Dälek

Endangered Philosophies

BY Adam NizamPublished Sep 1, 2017

6
Dälek are perhaps more relevant now than they were in their heyday in the '00s. The group initially got attention for their noisy and intense brand of hip-hop that incorporated elements of drone, shoegaze and metal in an era when rap was moving towards mass commercialism, peaking with their acclaimed 2005 album Absence. On albums such as that one and From Filthy Tongue of Gods and Griots, producer Oktopus's experimental and genre-bending production formed a perfect balance with MC Dalek's rough and cynical lyricism that harkened back to '90s hip-hop, creating music that sounded like nothing else being made at the time.
 
Yet, it's now been years since then.
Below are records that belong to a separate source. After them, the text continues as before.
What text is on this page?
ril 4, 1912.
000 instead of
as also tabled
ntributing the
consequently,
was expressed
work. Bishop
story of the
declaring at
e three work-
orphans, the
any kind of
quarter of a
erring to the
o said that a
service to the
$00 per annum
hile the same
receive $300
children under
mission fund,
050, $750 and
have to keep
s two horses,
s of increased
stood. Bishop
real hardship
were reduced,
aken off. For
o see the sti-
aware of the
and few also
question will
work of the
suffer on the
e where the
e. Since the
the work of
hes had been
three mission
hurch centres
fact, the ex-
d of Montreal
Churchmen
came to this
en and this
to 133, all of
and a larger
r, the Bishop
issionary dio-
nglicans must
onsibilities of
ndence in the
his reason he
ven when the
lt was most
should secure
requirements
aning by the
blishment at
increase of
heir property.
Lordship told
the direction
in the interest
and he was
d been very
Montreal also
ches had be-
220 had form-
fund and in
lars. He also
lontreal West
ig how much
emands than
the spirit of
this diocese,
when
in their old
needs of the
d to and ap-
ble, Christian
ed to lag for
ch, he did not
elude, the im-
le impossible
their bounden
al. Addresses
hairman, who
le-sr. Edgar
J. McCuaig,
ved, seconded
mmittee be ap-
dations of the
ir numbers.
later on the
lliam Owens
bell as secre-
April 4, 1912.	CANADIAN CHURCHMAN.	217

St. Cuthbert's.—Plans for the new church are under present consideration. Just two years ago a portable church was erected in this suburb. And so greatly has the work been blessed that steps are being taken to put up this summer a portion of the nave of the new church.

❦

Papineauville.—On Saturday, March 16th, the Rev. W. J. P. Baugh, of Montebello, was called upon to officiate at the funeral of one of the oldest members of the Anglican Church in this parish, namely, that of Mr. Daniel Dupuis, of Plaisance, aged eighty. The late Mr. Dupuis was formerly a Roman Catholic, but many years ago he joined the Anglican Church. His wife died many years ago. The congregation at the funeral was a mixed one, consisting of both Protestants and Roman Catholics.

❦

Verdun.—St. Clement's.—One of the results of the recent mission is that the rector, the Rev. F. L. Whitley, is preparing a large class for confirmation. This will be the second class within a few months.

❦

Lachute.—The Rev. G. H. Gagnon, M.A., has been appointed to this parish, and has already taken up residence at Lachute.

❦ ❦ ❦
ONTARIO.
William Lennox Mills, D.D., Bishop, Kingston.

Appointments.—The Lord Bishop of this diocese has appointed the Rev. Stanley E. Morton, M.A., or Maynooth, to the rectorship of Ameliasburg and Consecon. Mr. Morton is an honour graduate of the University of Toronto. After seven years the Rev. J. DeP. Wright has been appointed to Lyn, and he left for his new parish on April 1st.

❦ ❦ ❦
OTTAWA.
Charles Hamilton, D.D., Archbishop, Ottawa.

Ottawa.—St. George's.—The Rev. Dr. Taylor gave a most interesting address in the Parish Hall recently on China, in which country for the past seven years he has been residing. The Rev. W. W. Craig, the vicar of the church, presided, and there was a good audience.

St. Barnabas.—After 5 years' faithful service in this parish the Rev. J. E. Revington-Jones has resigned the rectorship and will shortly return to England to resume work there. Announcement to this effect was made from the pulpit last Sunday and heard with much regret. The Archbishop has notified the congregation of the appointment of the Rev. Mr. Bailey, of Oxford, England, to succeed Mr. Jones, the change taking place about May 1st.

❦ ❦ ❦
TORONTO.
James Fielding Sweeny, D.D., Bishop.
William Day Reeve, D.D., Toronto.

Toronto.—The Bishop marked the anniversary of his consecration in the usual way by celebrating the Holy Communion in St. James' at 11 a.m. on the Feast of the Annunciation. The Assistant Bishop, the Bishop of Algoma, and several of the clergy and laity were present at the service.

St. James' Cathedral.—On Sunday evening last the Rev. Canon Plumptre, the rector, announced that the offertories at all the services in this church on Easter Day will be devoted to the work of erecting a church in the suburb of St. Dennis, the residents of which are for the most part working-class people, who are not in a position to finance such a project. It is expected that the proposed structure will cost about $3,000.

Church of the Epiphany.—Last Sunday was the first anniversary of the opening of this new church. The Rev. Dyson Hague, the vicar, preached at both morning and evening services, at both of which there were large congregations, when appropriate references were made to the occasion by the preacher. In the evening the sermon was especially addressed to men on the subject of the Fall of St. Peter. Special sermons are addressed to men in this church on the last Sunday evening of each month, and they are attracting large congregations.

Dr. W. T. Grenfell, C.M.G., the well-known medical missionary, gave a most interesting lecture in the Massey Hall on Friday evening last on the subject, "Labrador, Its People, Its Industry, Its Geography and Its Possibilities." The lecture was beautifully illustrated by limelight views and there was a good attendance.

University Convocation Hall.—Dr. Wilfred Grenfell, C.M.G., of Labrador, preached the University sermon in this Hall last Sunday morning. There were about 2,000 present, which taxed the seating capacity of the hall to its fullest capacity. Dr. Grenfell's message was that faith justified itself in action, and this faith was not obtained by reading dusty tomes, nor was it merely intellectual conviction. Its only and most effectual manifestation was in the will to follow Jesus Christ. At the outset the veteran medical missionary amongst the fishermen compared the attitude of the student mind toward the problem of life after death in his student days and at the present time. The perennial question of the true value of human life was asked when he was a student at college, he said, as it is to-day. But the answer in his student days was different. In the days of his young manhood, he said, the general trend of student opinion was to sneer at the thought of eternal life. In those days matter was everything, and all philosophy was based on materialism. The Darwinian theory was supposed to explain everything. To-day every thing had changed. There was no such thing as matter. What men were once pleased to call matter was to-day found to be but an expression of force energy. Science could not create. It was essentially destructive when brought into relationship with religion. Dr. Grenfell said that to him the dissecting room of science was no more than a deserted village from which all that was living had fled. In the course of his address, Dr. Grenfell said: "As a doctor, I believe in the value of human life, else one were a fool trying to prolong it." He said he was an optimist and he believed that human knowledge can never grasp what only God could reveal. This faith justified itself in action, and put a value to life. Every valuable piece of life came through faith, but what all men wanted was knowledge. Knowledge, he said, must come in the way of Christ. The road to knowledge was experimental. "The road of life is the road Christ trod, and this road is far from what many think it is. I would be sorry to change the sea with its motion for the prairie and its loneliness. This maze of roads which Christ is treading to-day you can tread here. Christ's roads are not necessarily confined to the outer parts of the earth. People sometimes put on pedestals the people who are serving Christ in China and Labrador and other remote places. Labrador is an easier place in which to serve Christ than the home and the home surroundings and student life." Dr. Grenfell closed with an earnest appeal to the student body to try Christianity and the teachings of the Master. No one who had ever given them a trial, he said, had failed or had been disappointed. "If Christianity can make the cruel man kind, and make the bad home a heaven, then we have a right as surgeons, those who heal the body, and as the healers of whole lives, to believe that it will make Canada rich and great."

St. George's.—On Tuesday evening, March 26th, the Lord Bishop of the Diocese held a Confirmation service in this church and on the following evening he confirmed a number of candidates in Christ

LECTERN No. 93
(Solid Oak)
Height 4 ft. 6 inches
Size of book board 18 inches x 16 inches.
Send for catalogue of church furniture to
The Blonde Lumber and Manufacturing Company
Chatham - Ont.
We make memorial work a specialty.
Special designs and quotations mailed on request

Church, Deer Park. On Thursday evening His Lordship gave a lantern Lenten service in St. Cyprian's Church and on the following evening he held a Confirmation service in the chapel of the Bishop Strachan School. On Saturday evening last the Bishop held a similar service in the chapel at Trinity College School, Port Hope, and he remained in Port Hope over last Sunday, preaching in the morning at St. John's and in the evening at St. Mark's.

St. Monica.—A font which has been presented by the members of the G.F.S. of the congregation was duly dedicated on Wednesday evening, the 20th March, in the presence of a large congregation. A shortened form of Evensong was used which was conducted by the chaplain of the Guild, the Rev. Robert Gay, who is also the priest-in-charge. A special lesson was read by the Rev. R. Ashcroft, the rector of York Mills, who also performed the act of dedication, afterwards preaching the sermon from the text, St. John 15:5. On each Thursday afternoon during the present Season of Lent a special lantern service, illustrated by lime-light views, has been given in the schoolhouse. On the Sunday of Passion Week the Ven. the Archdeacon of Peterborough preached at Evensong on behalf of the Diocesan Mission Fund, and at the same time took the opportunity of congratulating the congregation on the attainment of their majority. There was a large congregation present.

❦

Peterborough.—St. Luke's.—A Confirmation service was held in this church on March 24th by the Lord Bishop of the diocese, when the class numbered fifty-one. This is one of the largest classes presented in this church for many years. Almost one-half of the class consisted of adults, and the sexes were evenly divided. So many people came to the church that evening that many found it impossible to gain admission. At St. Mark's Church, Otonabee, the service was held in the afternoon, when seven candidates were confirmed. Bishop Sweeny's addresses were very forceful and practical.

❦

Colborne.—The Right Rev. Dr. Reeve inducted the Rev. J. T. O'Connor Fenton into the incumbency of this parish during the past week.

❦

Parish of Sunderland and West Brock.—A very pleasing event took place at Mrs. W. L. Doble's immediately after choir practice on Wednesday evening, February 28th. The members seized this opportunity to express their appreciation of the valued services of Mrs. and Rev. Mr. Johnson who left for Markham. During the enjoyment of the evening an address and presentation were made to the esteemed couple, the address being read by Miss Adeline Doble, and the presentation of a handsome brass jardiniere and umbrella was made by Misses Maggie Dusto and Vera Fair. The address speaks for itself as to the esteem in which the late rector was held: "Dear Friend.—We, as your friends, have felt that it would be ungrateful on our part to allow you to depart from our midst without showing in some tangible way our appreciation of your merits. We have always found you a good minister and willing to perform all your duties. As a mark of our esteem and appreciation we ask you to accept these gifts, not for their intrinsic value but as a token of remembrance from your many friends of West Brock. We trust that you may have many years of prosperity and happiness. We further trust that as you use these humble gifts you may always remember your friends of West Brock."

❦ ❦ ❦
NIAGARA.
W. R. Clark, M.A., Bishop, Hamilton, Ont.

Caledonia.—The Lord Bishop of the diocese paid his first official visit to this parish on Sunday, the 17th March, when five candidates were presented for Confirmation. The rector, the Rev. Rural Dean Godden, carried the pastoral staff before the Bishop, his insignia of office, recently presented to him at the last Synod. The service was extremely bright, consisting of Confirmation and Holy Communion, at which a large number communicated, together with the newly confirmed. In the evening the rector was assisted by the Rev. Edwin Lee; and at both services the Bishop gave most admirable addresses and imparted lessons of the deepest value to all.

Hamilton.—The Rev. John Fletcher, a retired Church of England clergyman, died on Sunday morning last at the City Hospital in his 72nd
Dälek went on hiatus in 2011 and returned in 2015, with new producer Mike Manteca replacing Oktopus on production duties. In the years since Dälek left and came back, new groups such as clipping. and Death Grips have pushed the boundaries of experimental and noisy hip-hop even further, to great success. The logical move for Dälek would be to capitalize on this trend by stretching their noise influences even further, but curiously, they seem to have done the opposite. On new record Endangered Philosophies, their first for Mike Patton's Ipecac Recordings since reuniting, they push the noise to the background in favour of a more ambient approach.
 
The record starts out promising with "Echoes Of…" which nails the dark, industrial sound and revolutionary lyrics of Dälek's best material, with the chorus name-checking figures like Martin Luther King, Malcolm X and Fred Hampton right out of the gate. But on the very next track, "Weapons," the production becomes quieter and dreamier, losing the noisiness and dirtiness that made Dälek so appealing in the first place.
 
This continues throughout most of the album, which exchanges the sharpness of Absence for the gentle breeze of a drone record. If the group increased the focus on MC Dalek's rapping as a trade-off that would be fair, yet for most of the record his vocals are given an oddly low priority in the mix. Even most of the seven-minute runtime of "A Collective Cancelled Thought" is dedicated to simple drone, with no rapping coming in until the last two minutes of the epic song.
 
For fans satisfied by a new Dälek album and nothing more, Endangered Philosophies scratches that itch, as even with underground hip-hop getting darker and weirder every year, there's still nothing that quite replicates their sound. However, Dälek got the following they did in part because of how willing they were to push boundaries and ignore genre conventions. With a history of purposefully defying every possible label, it's perhaps the ultimate irony that the rut they're stuck in is one of their own making.